軍医やカウンセラーの免許に車の運転にいろんな資格を持っているからなのか、たまに一真の事を呆れていた摩利と真由美だった。それに脳のも損傷がないし、その場でレントゲンとCTスキャンで頭部を見ていたと言ったらホントに何者なんだ?とな。

「ところで摩利・・・・あの時、第三者から魔法による妨害を受けなかった?」

「・・・・どういう事だ?」

「七高選手を受け止める直前に摩利が態勢を崩したのは、第三者による不正な魔法で水面に干渉させた所為じゃないか?という事よ。それと詳細な事を知っている人がいるからちょっと待ってて」

そう言うと真由美は立ち上がり、病室の外に行くとすぐに戻ってきた真由美だったが知らない女性と一緒だったので摩利は疑問符を浮かべた。

「失礼します、私の名は桜花。CBメンバーであなたの怪我を治した治療スタッフの一人でございます、あなたにはこれを見てほしいのです」

そう言うとタブレットを起動させたが、ここは医療機器とか置いていないから大丈夫な部屋だと言ってから事故が起こる直前のをカメラで撮っていた映像を摩利に見せる桜花。そしてボードが沈み込む直前に足元から不自然な揺らぎを感じたと言っていてその後の事故後の映像となっていた。すると水中から空中に浮かぶ者については真由美も摩利も知らなかった人物。

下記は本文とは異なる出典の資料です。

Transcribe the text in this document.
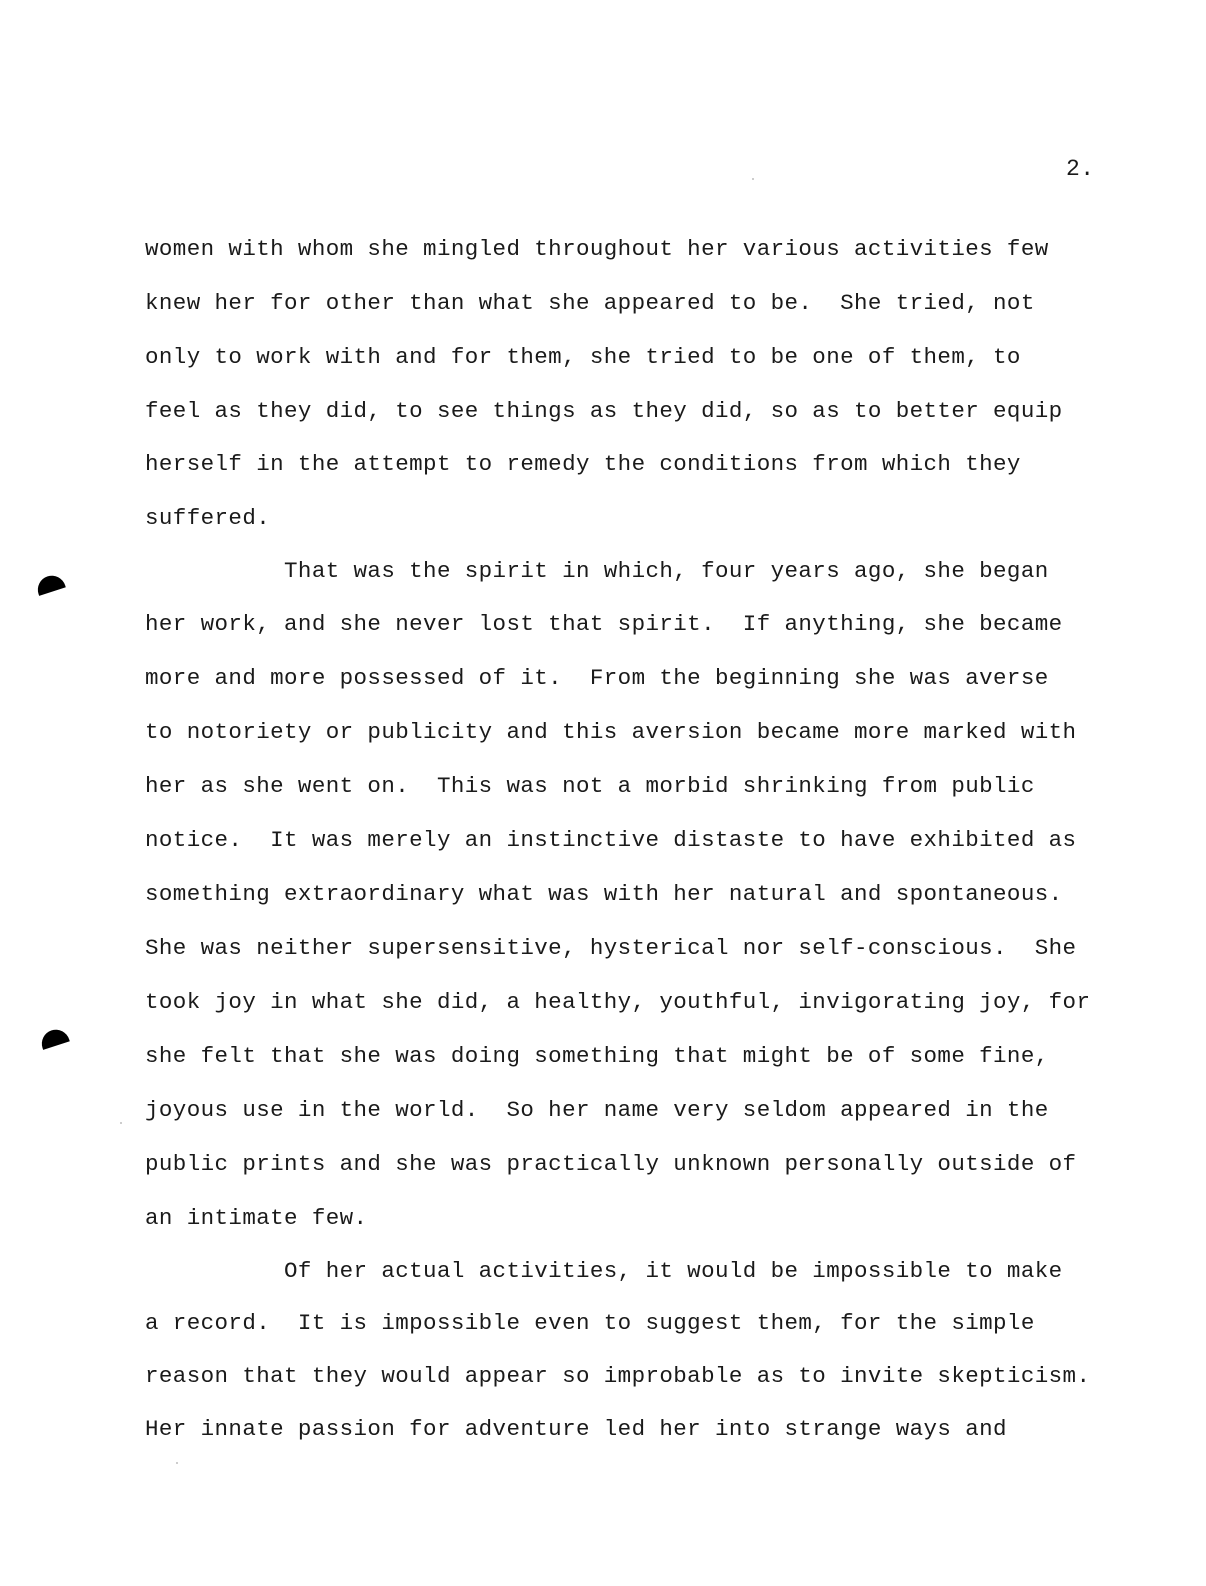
2.
women with whom she mingled throughout her various activities few
knew her for other than what she appeared to be.  She tried, not
only to work with and for them, she tried to be one of them, to
feel as they did, to see things as they did, so as to better equip
herself in the attempt to remedy the conditions from which they
suffered.
That was the spirit in which, four years ago, she began
her work, and she never lost that spirit.  If anything, she became
more and more possessed of it.  From the beginning she was averse
to notoriety or publicity and this aversion became more marked with
her as she went on.  This was not a morbid shrinking from public
notice.  It was merely an instinctive distaste to have exhibited as
something extraordinary what was with her natural and spontaneous.
She was neither supersensitive, hysterical nor self-conscious.  She
took joy in what she did, a healthy, youthful, invigorating joy, for
she felt that she was doing something that might be of some fine,
joyous use in the world.  So her name very seldom appeared in the
public prints and she was practically unknown personally outside of
an intimate few.
Of her actual activities, it would be impossible to make
a record.  It is impossible even to suggest them, for the simple
reason that they would appear so improbable as to invite skepticism.
Her innate passion for adventure led her into strange ways and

「事故後に水中から上空に上がった者は、我らの上司です。そして貴女を治療したのも、上空に飛んでいる者でもあります。魔法によるものか、不正干渉かは摩利さんには分からないと思いましたので一真さんが事故前から水中にいました。事故直後に水面の動きは不自然だったと考えられます。七高と九高の選手も使用してないという事だと残りは第三者による魔法か水中にいる何者かの仕業だと一真様が言ってました」

「レース前から水中に潜んでいた何て、それだったら回避できたんじゃないのか?」

「それだと摩利さんたちの魔法を全て無効化しちゃうから、水中に潜んでいたそうよ。摩利さんを治療した後に、大会委員会の中にいる蒼い翼の者からビデオを借りて水面の波動解析をすると言ってました。でも一真様は自然現象以外の力が働いていたともう分かっているそうです」

「選手が使用していた魔法影響も考えてから、それ以外の力が働いていたのかも検証してみると言っていたわ。五十里君も今日の試合が終わったから、手伝うと言ってたけど五十里君が織斑君の部屋に行ったらもう結果は出ていると思う」

「この九校戦は一高の順位問題だけでは済まないと一真様も考えておられます。学校全体に関わる問題となりますので、真由美さんもそろそろ戻った方がよろしいでしょうし私もこの後の事をここの看護師に任せるので」

そう言った真由美と桜花は、病室を出て行った。一人になった摩利は天井を見つめていたが、何者なんだと考えていた。一方摩利が目覚めた時には、俺の部屋に深雪と蒼太と幹比古と美月が集まっていた。あの時の事故についてを詳しく纏めた結果、一つの可能性が出てきたからだ。そしてたら丁度ノックしてきたので深雪に行かせた。